O alaúde, o bardo, as odes. Isso tudo se findou no movimento trovadorista hispânico, uma franca remanescência medieva do que um dia foi o papel musicado do poeta. Honestamente é de se destacar que p cantador não é necessariamente a figura moderna do cantor ou poeta, mas sim uma absorção contemporânea de um conceito que um dia existiu:
O círculo dos cantadores "não se indaga qual é a população ou o volume da renda bruta; a grandeza da medida são os trovadores e o povo que é tão grande quanto os herois que são cantados." Os cantadores são na verdade um grupo difuso para muitos, contudo, eu vejo a figura do publicitário ou propagandista como um trovador que não se indaga apenas com o impacto da renda bruta, mas incutir certos valores que são cantados em um número maior de pessoas.

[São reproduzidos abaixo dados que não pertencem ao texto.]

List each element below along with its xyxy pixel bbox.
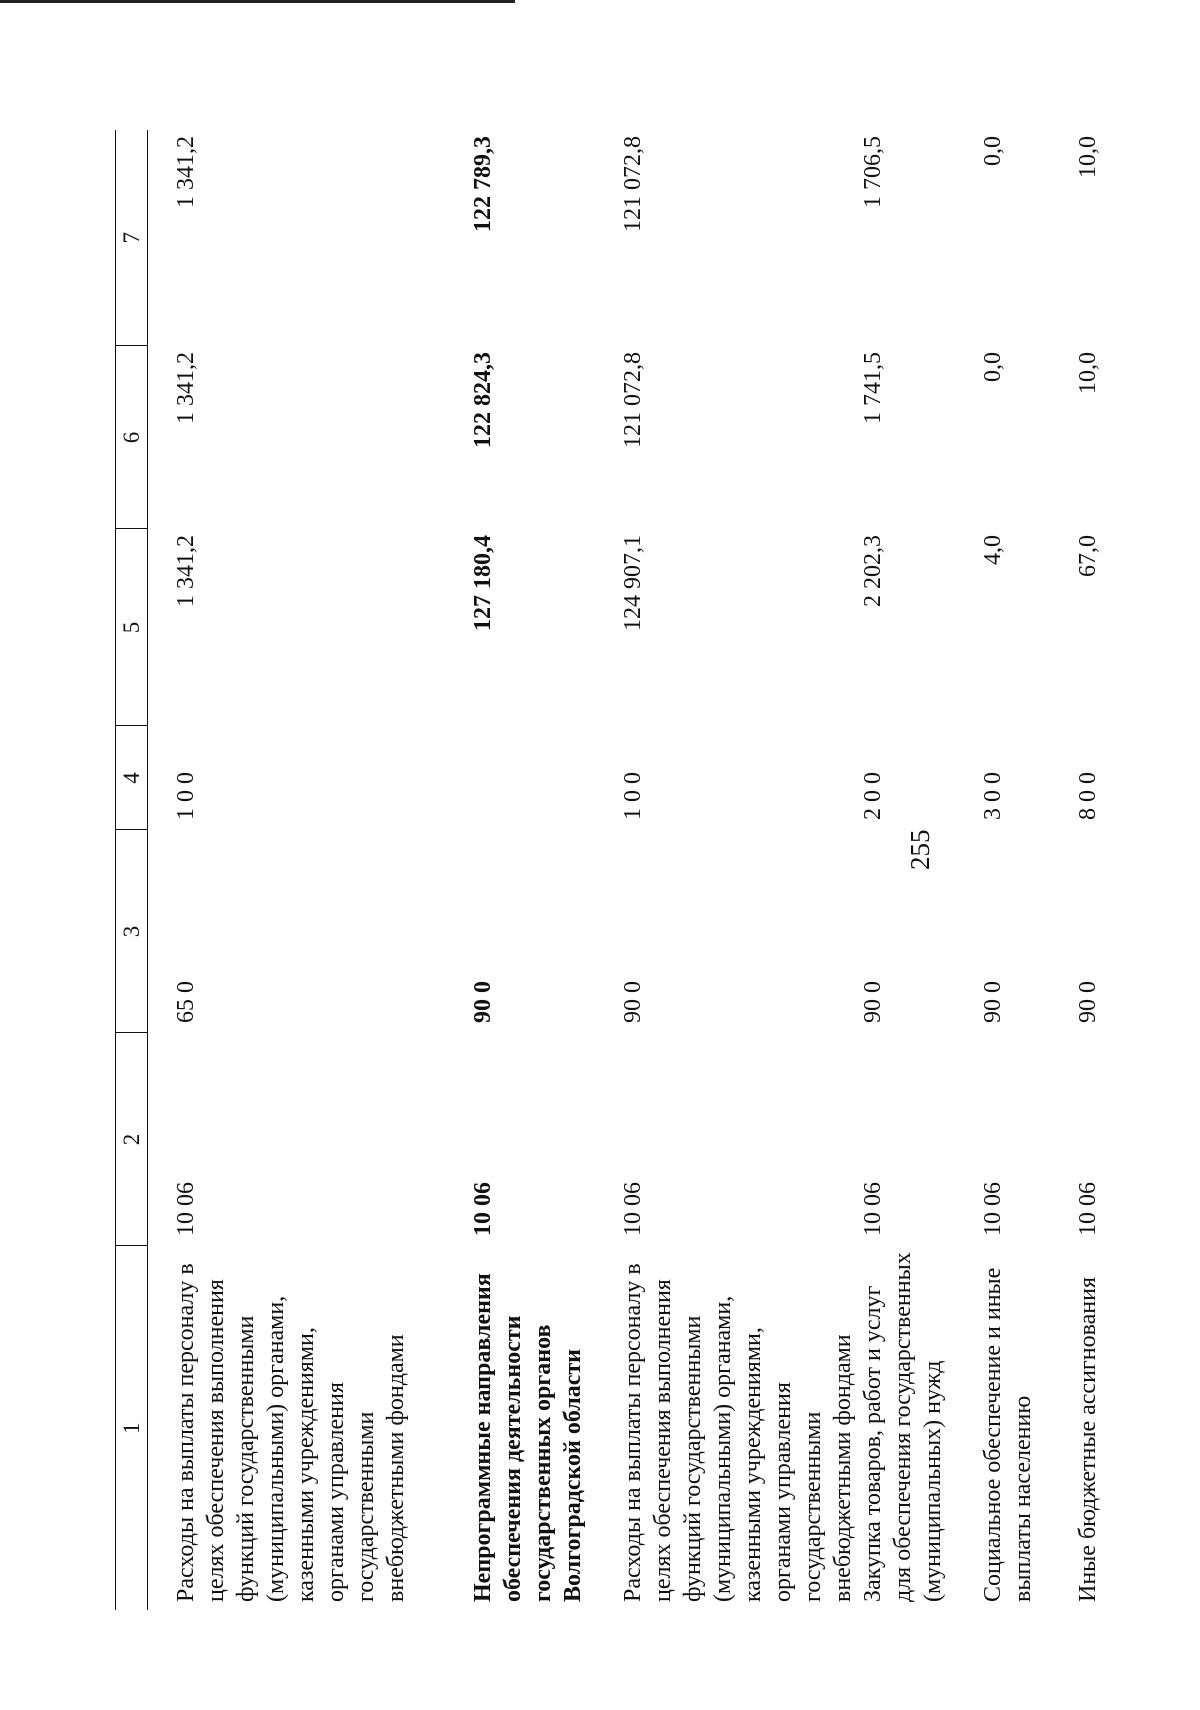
- col-header-5: 5: [116, 529, 148, 726]
- row-target: 90 0: [470, 981, 496, 1023]
- row-name: Непрограммные направления обеспечения деятельности государственных органов Волгоградской области: [470, 1273, 586, 1602]
- row-value-6: 10,0: [1075, 352, 1101, 394]
- row-section: 10 06: [620, 1182, 646, 1236]
- page-number: 255: [905, 829, 935, 870]
- row-value-7: 1 706,5: [860, 136, 886, 208]
- col-header-2: 2: [116, 1033, 148, 1246]
- row-value-5: 124 907,1: [620, 535, 646, 631]
- table-row: [618, 130, 858, 1610]
- row-target: 90 0: [1075, 981, 1101, 1023]
- row-value-6: 1 741,5: [860, 352, 886, 424]
- row-value-5: 1 341,2: [173, 535, 199, 607]
- row-expense-type: 8 0 0: [1075, 772, 1101, 820]
- row-section: 10 06: [1075, 1182, 1101, 1236]
- col-header-7: 7: [116, 130, 148, 346]
- budget-table: [115, 130, 1133, 1610]
- row-target: 90 0: [620, 981, 646, 1023]
- row-expense-type: 1 0 0: [620, 772, 646, 820]
- row-target: 90 0: [860, 981, 886, 1023]
- row-value-7: 10,0: [1075, 136, 1101, 178]
- row-name: Расходы на выплаты персоналу в целях обеспечения выполнения функций государственными (муниципальными) органами, казенными учреждениями, органами управления государственными внебюджетными фондами: [620, 1263, 856, 1602]
- rotated-page: [115, 130, 1145, 1610]
- row-name: Закупка товаров, работ и услуг для обеспечения государственных (муниципальных) нужд: [860, 1252, 946, 1602]
- row-expense-type: 1 0 0: [173, 772, 199, 820]
- row-section: 10 06: [470, 1182, 496, 1236]
- row-value-7: 0,0: [980, 136, 1006, 166]
- row-expense-type: 2 0 0: [860, 772, 886, 820]
- col-header-1: 1: [116, 1246, 148, 1610]
- row-value-7: 121 072,8: [620, 136, 646, 232]
- row-value-5: 67,0: [1075, 535, 1101, 577]
- scan-top-edge: [0, 0, 515, 3]
- row-value-7: 122 789,3: [470, 136, 496, 232]
- row-value-5: 4,0: [980, 535, 1006, 565]
- table-row: [148, 130, 469, 1610]
- header-row: [116, 130, 148, 1610]
- row-value-7: 1 341,2: [173, 136, 199, 208]
- row-target: 65 0: [173, 981, 199, 1023]
- row-section: 10 06: [860, 1182, 886, 1236]
- row-value-5: 2 202,3: [860, 535, 886, 607]
- row-expense-type: [468, 726, 618, 830]
- row-value-6: 0,0: [980, 352, 1006, 382]
- row-value-5: 127 180,4: [470, 535, 496, 631]
- table-row: [468, 130, 618, 1610]
- col-header-3: 3: [116, 830, 148, 1033]
- col-header-6: 6: [116, 346, 148, 529]
- row-value-6: 121 072,8: [620, 352, 646, 448]
- table-row: [978, 130, 1073, 1610]
- row-section: 10 06: [980, 1182, 1006, 1236]
- row-name: Социальное обеспечение и иные выплаты населению: [980, 1267, 1036, 1602]
- table-row: [858, 130, 978, 1610]
- row-section: 10 06: [173, 1182, 199, 1236]
- row-target: 90 0: [980, 981, 1006, 1023]
- row-value-6: 122 824,3: [470, 352, 496, 448]
- table-row: [1073, 130, 1133, 1610]
- row-name: Иные бюджетные ассигнования: [1075, 1277, 1101, 1602]
- row-value-6: 1 341,2: [173, 352, 199, 424]
- row-name: Расходы на выплаты персоналу в целях обеспечения выполнения функций государственными (муниципальными) органами, казенными учреждениями, органами управления государственными внебюджетными фондами: [173, 1263, 409, 1602]
- row-expense-type: 3 0 0: [980, 772, 1006, 820]
- col-header-4: 4: [116, 726, 148, 830]
- table-header: [116, 130, 148, 1610]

Esses publicitários originalmente não precisam ser revolucionários (mas muitas vezes o são)"Tudo isso é antiquado, sabe-se,pois depende da primeira letra , da primeira página.Do milagre recostado nos arreios de decassílabos',ou seja do milagre encostado no dogmatismo gramatical e na forma como se observa a primeira letra até o final.
"Se é bom ou mau, sequer deve-se indagar,
enquanto dura a escrita. Quando a língua deixar
de apenas preocupar-se com a canção, não haverá ninguém para
mensurar o valor do passado, nem para listar
o nome dos monastérios que retornaram às nuvens
ao serem chamados pelo antigo sacerdote.
Nem haverá quem busque pátrias na foz do rio."

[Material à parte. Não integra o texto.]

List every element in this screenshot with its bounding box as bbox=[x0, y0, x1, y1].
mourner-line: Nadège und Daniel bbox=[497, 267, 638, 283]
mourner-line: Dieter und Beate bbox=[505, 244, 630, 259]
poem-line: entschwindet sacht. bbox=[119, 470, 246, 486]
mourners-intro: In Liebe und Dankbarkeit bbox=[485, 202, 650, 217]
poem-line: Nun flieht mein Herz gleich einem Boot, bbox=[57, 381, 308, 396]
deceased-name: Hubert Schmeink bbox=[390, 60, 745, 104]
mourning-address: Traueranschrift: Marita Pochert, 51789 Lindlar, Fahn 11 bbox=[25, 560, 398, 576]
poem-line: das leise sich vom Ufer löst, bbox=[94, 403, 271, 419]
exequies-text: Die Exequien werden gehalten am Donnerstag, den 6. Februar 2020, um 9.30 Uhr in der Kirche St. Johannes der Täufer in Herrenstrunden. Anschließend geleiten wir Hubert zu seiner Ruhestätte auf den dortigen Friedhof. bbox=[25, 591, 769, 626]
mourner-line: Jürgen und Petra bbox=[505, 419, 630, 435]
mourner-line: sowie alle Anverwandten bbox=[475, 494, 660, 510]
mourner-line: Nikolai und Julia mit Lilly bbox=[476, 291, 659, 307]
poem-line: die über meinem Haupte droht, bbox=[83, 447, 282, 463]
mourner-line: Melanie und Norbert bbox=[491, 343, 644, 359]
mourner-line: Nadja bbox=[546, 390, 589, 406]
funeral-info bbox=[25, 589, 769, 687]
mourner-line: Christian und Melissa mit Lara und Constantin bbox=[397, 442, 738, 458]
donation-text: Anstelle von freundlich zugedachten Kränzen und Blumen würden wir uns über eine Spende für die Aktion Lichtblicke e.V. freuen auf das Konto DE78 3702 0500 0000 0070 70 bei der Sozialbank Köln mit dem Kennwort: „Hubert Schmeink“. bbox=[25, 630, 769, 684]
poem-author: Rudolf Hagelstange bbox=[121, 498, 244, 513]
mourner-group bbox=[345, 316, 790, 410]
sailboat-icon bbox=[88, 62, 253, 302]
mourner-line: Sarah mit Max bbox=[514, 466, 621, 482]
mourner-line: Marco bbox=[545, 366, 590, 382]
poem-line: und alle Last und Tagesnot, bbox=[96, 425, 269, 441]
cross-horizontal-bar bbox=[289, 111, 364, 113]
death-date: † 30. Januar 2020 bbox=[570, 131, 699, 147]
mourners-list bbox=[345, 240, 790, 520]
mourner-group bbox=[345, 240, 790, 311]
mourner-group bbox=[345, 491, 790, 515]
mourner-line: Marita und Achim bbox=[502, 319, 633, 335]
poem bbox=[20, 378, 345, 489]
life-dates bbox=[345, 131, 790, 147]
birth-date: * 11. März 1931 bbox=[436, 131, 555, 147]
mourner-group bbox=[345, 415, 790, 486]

Duvido que Pavlovich tenha falado o que eu interpretei em suas palavras, obviamente ele criticava claramente os rigorosos defensores do academicismo literário em contraposição aos cronistas, defensores de uma narrativa (embora ele também critique qual deva ser o enfoque dos cronistas). Cronistas e cantadores são meros aforismos para representar uma realidade pré-existente entre Vanguardistas e "academicistas". Contudo, o impacto com que a essa crítica atinge certos segmentos permite de certa forma extrapolar os limites da imaginação.
A literatura e consequentemente as outras ciências que também se utilizam de um método literário para a construção de suas narrativas com base científica (seja história, filosofia ou sociologia), se baseia nessa constante dialética entre cronistas e cantadores.